Les « gérontechnologies » (déambulateurs intelligents, télésurveillance, visiophonie…), qui peuvent faciliter les tâches domestiques, devraient être davantage connues, suggère le CAS, et la possibilité de leur financement, notamment dans le cadre de l’allocation personnalisée d’autonomie, être étudiée.
Afin de répondre au « besoin de répit des aidants », l’instance préconise encore de développer l’offre de centres d’accueil temporaire pour personnes âgées (un peu plus de 12 000 places sont actuellement recensées), en la rendant plus lisible par un système d’information indiquant en temps réel les places disponibles, et plus accessible, notamment par la mise en place de moyens de transport. Elle suggère aussi de soutenir les établissements d’hébergement pour personnes âgées dépendantes qui souhaiteraient décloisonner les dispositifs en mettant à disposition des équipes de personnel mobile intervenant à domicile.

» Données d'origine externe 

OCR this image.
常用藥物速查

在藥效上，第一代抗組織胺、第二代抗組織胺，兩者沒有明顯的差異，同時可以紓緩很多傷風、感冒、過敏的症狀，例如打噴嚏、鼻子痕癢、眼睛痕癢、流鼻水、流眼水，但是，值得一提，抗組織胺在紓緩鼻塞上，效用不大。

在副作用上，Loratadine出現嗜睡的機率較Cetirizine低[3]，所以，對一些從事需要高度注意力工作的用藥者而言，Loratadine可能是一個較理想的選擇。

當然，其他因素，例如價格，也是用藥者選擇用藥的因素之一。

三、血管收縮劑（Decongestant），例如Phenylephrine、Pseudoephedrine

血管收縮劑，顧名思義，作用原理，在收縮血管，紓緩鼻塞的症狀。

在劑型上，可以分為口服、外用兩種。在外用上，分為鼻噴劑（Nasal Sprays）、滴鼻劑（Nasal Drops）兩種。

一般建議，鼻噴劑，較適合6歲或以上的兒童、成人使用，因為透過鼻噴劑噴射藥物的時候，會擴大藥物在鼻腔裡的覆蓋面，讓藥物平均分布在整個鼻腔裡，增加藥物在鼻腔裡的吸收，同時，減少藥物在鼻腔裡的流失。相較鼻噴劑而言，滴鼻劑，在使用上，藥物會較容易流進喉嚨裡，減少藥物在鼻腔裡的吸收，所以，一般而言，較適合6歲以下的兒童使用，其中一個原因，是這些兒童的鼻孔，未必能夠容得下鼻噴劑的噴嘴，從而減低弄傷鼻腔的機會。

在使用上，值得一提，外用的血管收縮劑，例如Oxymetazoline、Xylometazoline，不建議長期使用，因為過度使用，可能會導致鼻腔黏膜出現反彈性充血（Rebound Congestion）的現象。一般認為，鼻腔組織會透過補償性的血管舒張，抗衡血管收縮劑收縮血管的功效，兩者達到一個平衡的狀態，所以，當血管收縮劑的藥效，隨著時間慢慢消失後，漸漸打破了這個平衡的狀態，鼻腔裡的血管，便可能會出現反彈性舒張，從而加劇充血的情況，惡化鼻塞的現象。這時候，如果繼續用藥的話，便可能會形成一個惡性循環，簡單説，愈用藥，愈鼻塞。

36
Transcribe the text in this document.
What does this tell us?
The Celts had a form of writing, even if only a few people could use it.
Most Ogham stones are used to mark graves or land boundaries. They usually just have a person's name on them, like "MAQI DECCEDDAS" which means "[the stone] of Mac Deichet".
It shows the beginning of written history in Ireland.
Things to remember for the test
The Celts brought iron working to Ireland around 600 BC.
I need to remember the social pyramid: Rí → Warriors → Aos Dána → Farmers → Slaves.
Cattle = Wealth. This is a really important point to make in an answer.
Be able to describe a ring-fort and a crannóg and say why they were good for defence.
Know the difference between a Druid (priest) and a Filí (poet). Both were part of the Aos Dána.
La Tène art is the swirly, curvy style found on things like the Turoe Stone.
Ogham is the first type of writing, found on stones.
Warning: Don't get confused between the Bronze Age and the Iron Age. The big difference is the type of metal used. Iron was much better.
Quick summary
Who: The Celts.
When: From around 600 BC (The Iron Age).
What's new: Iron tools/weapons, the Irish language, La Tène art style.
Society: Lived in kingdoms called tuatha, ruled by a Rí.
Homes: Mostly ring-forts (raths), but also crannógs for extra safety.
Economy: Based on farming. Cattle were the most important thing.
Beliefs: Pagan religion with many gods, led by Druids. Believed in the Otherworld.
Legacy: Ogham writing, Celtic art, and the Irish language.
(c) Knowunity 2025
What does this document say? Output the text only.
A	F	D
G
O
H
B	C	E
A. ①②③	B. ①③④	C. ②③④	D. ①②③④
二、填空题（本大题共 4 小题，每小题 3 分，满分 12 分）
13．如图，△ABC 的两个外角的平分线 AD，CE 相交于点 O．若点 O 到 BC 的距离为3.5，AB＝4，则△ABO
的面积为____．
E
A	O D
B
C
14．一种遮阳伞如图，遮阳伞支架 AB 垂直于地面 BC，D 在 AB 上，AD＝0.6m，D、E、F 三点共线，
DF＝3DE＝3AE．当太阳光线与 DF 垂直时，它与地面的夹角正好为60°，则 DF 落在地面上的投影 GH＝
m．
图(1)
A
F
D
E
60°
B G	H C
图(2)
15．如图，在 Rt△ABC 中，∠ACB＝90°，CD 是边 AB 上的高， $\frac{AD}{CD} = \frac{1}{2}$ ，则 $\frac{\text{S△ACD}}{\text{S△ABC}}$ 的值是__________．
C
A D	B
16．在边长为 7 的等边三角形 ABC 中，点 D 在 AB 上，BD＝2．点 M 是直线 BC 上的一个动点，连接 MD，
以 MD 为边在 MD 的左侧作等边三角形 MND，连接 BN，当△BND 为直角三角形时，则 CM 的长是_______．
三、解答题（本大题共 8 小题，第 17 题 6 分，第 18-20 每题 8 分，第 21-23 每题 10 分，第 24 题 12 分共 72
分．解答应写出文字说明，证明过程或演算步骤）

A l’heure de la réforme de la prise en charge de la dépendance, l’un des écueils serait de « s’orienter vers une professionnalisation de l’aidant », souligne le CAS, même si, pour certains, il s’agit d’une « voie inéluctable au regard du défaut de main-d’œuvre professionnelle ». Aussi, « aider les aidants familiaux suppose d’abord de structurer l’offre et d’améliorer les conditions de travail des intervenants professionnels à domicile ».